The anger she saw that darkened all of them since their time in the other realm was present on him too. No, he would attack her is he could, just like the rest of them. They all blamed her, as they should, but she hadn’t known what the talisman would do. She was sorry, but how do you apologize for sending someone to hell for nothing they had done.
“You shouldn’t have done that.”
She looked back at the door she had just propped open and back to Chuck.
“Not the door. You shouldn’t have done that us.”
“I didn’t know.”
“You shouldn’t have done that to us.” he repeated, his eyes digging into her own.
“I know. I didn’t know what it would do, I just wanted peace.”
“Peace! Peace! How do you get to want peace!” He screamed at her, his anger blazing as he rushed at her. She jumped, slamming her back into the refrigerator and feeling it rock.
It took a moment to calm her breathing. Any second, she expected to feel his hands on her throat, his teeth tearing into her flesh, and his…
She pushed the thoughts out of her mind as she looked back to where Chuck had been. He wasn’t there, but was on the ground a few yards back. His eyes were wide as he looked around in shock.
Slowly he stood, looked back to the door, and then ran towards it, again lunging after her. This time she watched, not worried about him getting in to her, and she saw as he hit the threshold, and with a white flash of light, he was thrown back across the yard.
This time when he got up, he kept his eyes locked on her, and she saw that fire burning hotter. He was slower to make his way to the back door, not lunging for it. He walked casually, his hands opening and closing into fists.

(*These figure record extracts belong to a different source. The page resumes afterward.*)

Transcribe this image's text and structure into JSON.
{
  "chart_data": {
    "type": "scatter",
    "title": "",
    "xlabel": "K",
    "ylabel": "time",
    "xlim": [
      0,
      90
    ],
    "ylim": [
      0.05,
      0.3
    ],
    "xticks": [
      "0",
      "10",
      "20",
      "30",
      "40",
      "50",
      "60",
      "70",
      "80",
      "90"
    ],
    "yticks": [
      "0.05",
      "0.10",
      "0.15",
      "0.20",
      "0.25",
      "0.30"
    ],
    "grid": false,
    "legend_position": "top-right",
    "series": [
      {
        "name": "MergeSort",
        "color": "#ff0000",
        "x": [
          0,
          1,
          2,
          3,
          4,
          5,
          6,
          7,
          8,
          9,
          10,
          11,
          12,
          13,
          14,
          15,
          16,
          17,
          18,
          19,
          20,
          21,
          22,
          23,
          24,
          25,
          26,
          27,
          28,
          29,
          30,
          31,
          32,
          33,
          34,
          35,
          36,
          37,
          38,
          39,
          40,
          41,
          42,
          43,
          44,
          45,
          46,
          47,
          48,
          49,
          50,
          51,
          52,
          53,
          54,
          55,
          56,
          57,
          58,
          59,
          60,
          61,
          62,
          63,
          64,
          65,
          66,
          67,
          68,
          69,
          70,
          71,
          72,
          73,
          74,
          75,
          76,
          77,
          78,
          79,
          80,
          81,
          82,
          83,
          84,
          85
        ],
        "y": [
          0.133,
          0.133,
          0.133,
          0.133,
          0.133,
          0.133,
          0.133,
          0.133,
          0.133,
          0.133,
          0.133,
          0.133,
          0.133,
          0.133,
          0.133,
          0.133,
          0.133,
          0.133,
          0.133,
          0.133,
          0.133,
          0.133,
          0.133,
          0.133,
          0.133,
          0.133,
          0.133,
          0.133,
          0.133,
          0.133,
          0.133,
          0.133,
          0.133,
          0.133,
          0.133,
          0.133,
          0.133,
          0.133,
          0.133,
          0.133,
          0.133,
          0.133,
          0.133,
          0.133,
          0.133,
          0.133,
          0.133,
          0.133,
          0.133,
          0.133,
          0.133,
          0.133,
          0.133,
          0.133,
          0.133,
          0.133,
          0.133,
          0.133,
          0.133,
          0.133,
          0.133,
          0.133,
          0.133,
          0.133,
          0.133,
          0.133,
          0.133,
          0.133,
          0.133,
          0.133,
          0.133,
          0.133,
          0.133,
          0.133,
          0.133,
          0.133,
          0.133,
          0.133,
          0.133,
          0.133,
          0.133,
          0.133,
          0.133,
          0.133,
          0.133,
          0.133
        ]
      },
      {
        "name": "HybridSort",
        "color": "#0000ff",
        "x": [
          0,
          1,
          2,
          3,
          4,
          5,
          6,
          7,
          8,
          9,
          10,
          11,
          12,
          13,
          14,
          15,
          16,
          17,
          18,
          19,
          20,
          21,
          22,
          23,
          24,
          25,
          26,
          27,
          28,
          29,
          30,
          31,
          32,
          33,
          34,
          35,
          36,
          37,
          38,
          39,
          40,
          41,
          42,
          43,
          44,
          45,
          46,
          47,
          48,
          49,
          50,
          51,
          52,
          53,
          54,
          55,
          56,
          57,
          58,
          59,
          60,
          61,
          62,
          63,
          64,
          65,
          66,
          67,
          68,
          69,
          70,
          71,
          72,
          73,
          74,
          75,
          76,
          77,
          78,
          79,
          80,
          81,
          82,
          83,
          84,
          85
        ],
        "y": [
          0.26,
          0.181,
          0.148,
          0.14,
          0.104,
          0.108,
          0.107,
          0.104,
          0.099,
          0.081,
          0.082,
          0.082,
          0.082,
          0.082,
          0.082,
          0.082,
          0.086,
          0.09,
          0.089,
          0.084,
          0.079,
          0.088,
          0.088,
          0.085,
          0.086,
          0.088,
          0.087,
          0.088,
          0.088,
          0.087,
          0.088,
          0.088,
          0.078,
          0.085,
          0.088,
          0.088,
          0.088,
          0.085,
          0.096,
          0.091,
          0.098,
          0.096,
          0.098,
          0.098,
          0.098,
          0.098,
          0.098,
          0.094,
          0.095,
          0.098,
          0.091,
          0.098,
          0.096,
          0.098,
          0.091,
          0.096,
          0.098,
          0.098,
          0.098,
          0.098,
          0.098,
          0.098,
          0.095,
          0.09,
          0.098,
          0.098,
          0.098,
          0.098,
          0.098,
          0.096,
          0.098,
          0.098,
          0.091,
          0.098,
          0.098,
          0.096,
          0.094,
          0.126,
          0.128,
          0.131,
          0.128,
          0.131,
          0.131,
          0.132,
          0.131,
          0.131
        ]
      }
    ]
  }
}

He reached the threshold and stopped there, studying the frame before looking back to her. Then he nodded, and stepped away from where she could see him. He didn’t say a word, didn’t make any threats, just studied the house and the frame until he was gone.
She didn’t know why, but that scared her more than if he had made the threats.
She looked at the path leading back to the barn. The letter had said she’d need to go there. She didn’t feel safe doing it, not yet. Instead she studied it from a distance. It wasn’t anything special. It just looked like a barn, maybe a little smaller than some she’d seen used for farm equipment, and it definitely needed some paint. Still from a distance it looked sturdy enough.
She turned away as she closed the back door and left the kitchen.